Winter Stations will open on Family Day weekend, with the official launch on Monday, Feb. 16, and continue until the end of March.
The winners of this year’s competition are Embrace (Canada); Crest (University of Waterloo); Specularia (United States); CHIMERA (Germany/Ukraine); and Glaciate (Toronto Metropolitan University).
“This year’s theme, Mirage, invited artists and designers from around the world to submit proposals for installations that play with the boundary of what is seen and what is real in the age of AI, and explore public art as infrastructure that gathers people in shared reality,” said a Jan. 27 news release from Winter Stations announcing the winners.
Winter Stations has been displaying outdoor art installations on Woodbine Beach since 2015, and has become a launching pad for new ideas in public art. Winners receive full materials, fabrication labour, and a $2,000 honorarium to support what is often designers’ first public art installation.
Every year, the hundreds of submissions are reviewed by a jury. This year’s jury was made up of Jason Thorne, Katriina Campitelli, Alana Mercury, Luisa Ji, and Janna Hiemstra.
Winter Stations are made possible by RAW Design, kg&a, Northcrest Developments, City of Toronto, Mechanical Contractors Association of Ontario, Ontario Association of Architects, MicroPro Sienna, Feeley Group, Sali Tabacchi Brand & Design, and Meevo Digital.
Here are the installations that will be on display along Woodbine Beach starting next month:
Embrace – (Will Cuthbert; Canada)
“Embrace is an invitation to behold and to be held. Change your point of view. Gain a new perspective. A prismatic reflection of the warmth and light of the day,” said the news release.
Cuthbert, who grew up in the Beach, is now based in Saskatoon and previously was part of Winter Stations in 2022 for The Hive installation, designed with Beacher Kathleen Dogantzis.

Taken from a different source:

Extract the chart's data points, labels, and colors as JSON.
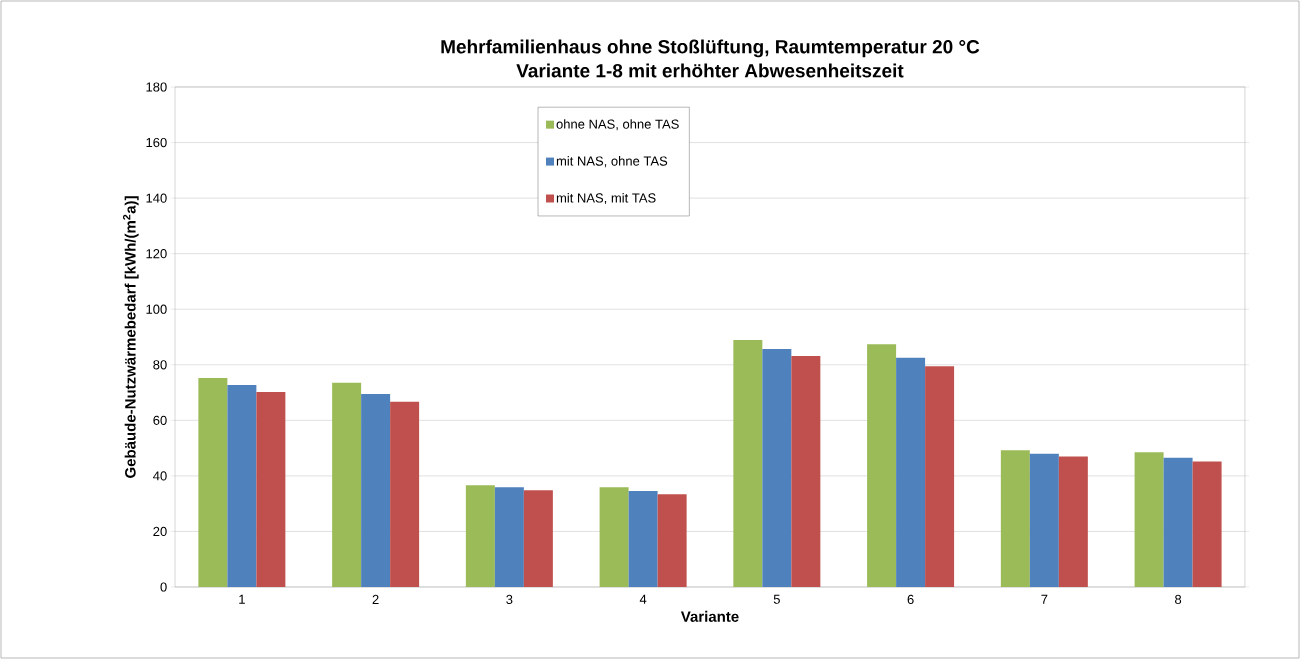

Both Cuthbert and Dogantzis attended Malvern Collegiate Institute.
Crest – (Clay te Bokkel, Isabella Ieraci, Matthew Lam, Sasha Rao, Simon Huang, Oskar Peng, and David Shen; University of Waterloo)
“Crest emerges from the sand and snow as a sweeping wave positioned moments before breaking. It envelops and invites visitors to gather, to pause and share a fleeting moment of reality like a wave crashing into the shore,” said the release.
The University of Waterloo is often represented during Winter Stations, and this year’s installation was designed to resemble, from afar, a pile of driftwood that reveals itself as a wave as people approach it.

Specularia – (TORNADO SOUP: Andrew Clark; United States)
“Specularia houses five framed openings facing the lake, each revealing a blend of deception and reality. One of the openings depicts the truth, while the others show pieces of the surroundings, stripped of context, confusing distance and direction,” said the news release.
Clark is based in Portland, Maine, and creates designs under the name TORNADO SOUP. His piece is designed with MicroPro Sienna-treated lumber.

CHIMERA – (Denys Horodnyak; Ukraine, and Enzo Zak Luz; Germany)
“CHIMERA is a reflection of the fragmentation of physical and digital realities. The viewer encounters a shifting constellation of selves, where the delicate imbalance between control and security becomes apparent,” said the Winter Stations news release.
Horodnyak and Lux share an emerging creative practice in Berlin.

Glaciate – (Finn Ferrall, Nicholas Kisil, Marko Sikic, and faculty supervisor Vincent Hui; Toronto Metropolitan University, Department of Architectural Science, in collaboration with Ming Chan University; Taiwan)
“As the lake water freezes and thaws, the panels cycle through phases of transparency, translucency, and full opacity. From outside, a red lifeguard stand is never wholly visible or wholly concealed. It appears through fragments, outlines, and momentary flashes of red. From within, the surrounding beach appears a mirage,” said the news release.
Ferrall, Kisil, Sikic, and Hui from TMU were all part of last year’s Winter Stations with their winter design, Solair.